This Saturday, the Wallabies take on the Lions in the decider for this year’s test series between Australia’s and Britain’s national rugby teams. As well as excessive amounts of mud and testosterone, the games also offers up some interesting lessons in a field rather removed from rugger biffo: analytics and business intelligence.
Picture: Scott Barbour/Getty Images
Ahead of the series, Accenture was commissioned by the Australian Rugby Union to help develop a new series of analytic measures around team performance in each game. Sports viewers are used to the idea of in-depth statistics during a match, but the ARU wanted to create new metrics and encourage sharing them via social media. The tools Accenture produced included substitution analysis (judging the potential effectiveness of subbing in particular players) and comparisons of kick accuracy.
Inevitably, some fans have objected to particular player selections, but Pain said that was expected. “In some sense, that’s exactly what we’re trying to highlight Maybe the fan ‘gut feel’ wouldn’t have been the right decision. We have an audit trail and an algorithm and a rational basis for publishing the conclusions that we do.”
While the subject matter might be unique, the approach was the same as for any business analytics task: identifying the potential data sources and the best way they could be presented. “The process we’ve goon through for the ARU was anchored in an objective of trying to understand the engagement of fans,” Accenture analytics lead Michael Pain told Lifehacker. “We were able to leverage some work that had been undertaken in the UK about what data sources could be found, and how could we make that more digestible.”
A key part of the strategy was designing the right visualisation — something Pain says is equally important for general business analytics. “One of the reasons you use visualisation is when you’re trying to identify exceptions or patterns across a large amount of data. Even in sales data the hotspots, the patterns, the exceptions and opportunities can be seen a lot more effectively with visualisation.”
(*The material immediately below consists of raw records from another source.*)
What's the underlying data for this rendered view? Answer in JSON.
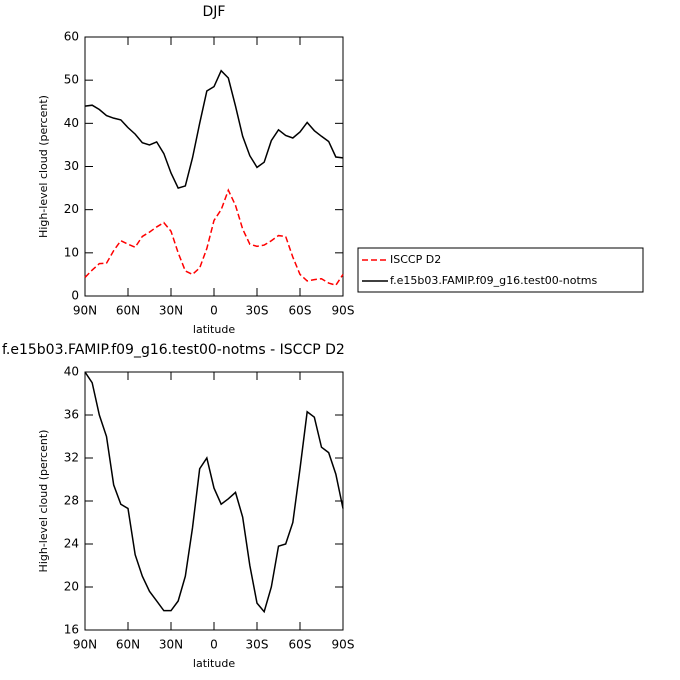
{
  "chart_data": [
    {
      "type": "line",
      "title": "DJF",
      "xlabel": "latitude",
      "ylabel": "High-level cloud (percent)",
      "x": [
        90,
        85,
        80,
        75,
        70,
        65,
        60,
        55,
        50,
        45,
        40,
        35,
        30,
        25,
        20,
        15,
        10,
        5,
        0,
        -5,
        -10,
        -15,
        -20,
        -25,
        -30,
        -35,
        -40,
        -45,
        -50,
        -55,
        -60,
        -65,
        -70,
        -75,
        -80,
        -85,
        -90
      ],
      "xlim": [
        90,
        -90
      ],
      "xticks": [
        {
          "value": 90,
          "label": "90N"
        },
        {
          "value": 60,
          "label": "60N"
        },
        {
          "value": 30,
          "label": "30N"
        },
        0,
        {
          "value": -30,
          "label": "30S"
        },
        {
          "value": -60,
          "label": "60S"
        },
        {
          "value": -90,
          "label": "90S"
        }
      ],
      "ylim": [
        0,
        60
      ],
      "yticks": [
        0,
        10,
        20,
        30,
        40,
        50,
        60
      ],
      "legend": "right",
      "series": [
        {
          "name": "ISCCP D2",
          "color": "#ff0000",
          "dash": true,
          "values": [
            4.3,
            6,
            7.5,
            7.6,
            10.5,
            12.8,
            12,
            11.3,
            13.8,
            14.8,
            16,
            17,
            15,
            10,
            5.8,
            5,
            6.5,
            11,
            17.5,
            20,
            24.5,
            21,
            15.5,
            12,
            11.5,
            11.8,
            12.8,
            14,
            13.8,
            9,
            5,
            3.5,
            3.8,
            4,
            3,
            2.5,
            5
          ]
        },
        {
          "name": "f.e15b03.FAMIP.f09_g16.test00-notms",
          "color": "#000000",
          "dash": false,
          "values": [
            44,
            44.2,
            43.2,
            41.8,
            41.2,
            40.8,
            39,
            37.5,
            35.5,
            35,
            35.7,
            33,
            28.5,
            25,
            25.5,
            32,
            40,
            47.5,
            48.5,
            52.2,
            50.5,
            44,
            37,
            32.5,
            29.8,
            31,
            36,
            38.5,
            37.2,
            36.6,
            38,
            40.2,
            38.3,
            37,
            35.8,
            32.2,
            32
          ]
        }
      ]
    },
    {
      "type": "line",
      "title": "f.e15b03.FAMIP.f09_g16.test00-notms - ISCCP D2",
      "xlabel": "latitude",
      "ylabel": "High-level cloud (percent)",
      "x": [
        90,
        85,
        80,
        75,
        70,
        65,
        60,
        55,
        50,
        45,
        40,
        35,
        30,
        25,
        20,
        15,
        10,
        5,
        0,
        -5,
        -10,
        -15,
        -20,
        -25,
        -30,
        -35,
        -40,
        -45,
        -50,
        -55,
        -60,
        -65,
        -70,
        -75,
        -80,
        -85,
        -90
      ],
      "xlim": [
        90,
        -90
      ],
      "xticks": [
        {
          "value": 90,
          "label": "90N"
        },
        {
          "value": 60,
          "label": "60N"
        },
        {
          "value": 30,
          "label": "30N"
        },
        0,
        {
          "value": -30,
          "label": "30S"
        },
        {
          "value": -60,
          "label": "60S"
        },
        {
          "value": -90,
          "label": "90S"
        }
      ],
      "ylim": [
        16,
        40
      ],
      "yticks": [
        16,
        20,
        24,
        28,
        32,
        36,
        40
      ],
      "series": [
        {
          "color": "#000000",
          "dash": false,
          "values": [
            40,
            39,
            36,
            34,
            29.5,
            27.7,
            27.3,
            23,
            21,
            19.6,
            18.7,
            17.8,
            17.8,
            18.7,
            21,
            25.5,
            31,
            32,
            29.2,
            27.7,
            28.2,
            28.8,
            26.5,
            22,
            18.5,
            17.7,
            20,
            23.8,
            24,
            26,
            31,
            36.3,
            35.8,
            33,
            32.5,
            30.5,
            27.3
          ]
        }
      ]
    }
  ]
}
What lessons did Accenture learn that could apply to other analytics processes? “One of the critical things is always getting the data quality high,” Pain said. “Like the enterprise environment, when you’re receiving data feeds from a large number of systems, unfortunately they can often develop faults and you do have to intervene.”
Testing is also essential: “We had several dry runs to make sure it was working correctly.”
“The other one was making the visualisation graphics digestible. We could have added a lot more complexity to those if we had chosen to, and we wrestled with making them meaningful but not too complicated.”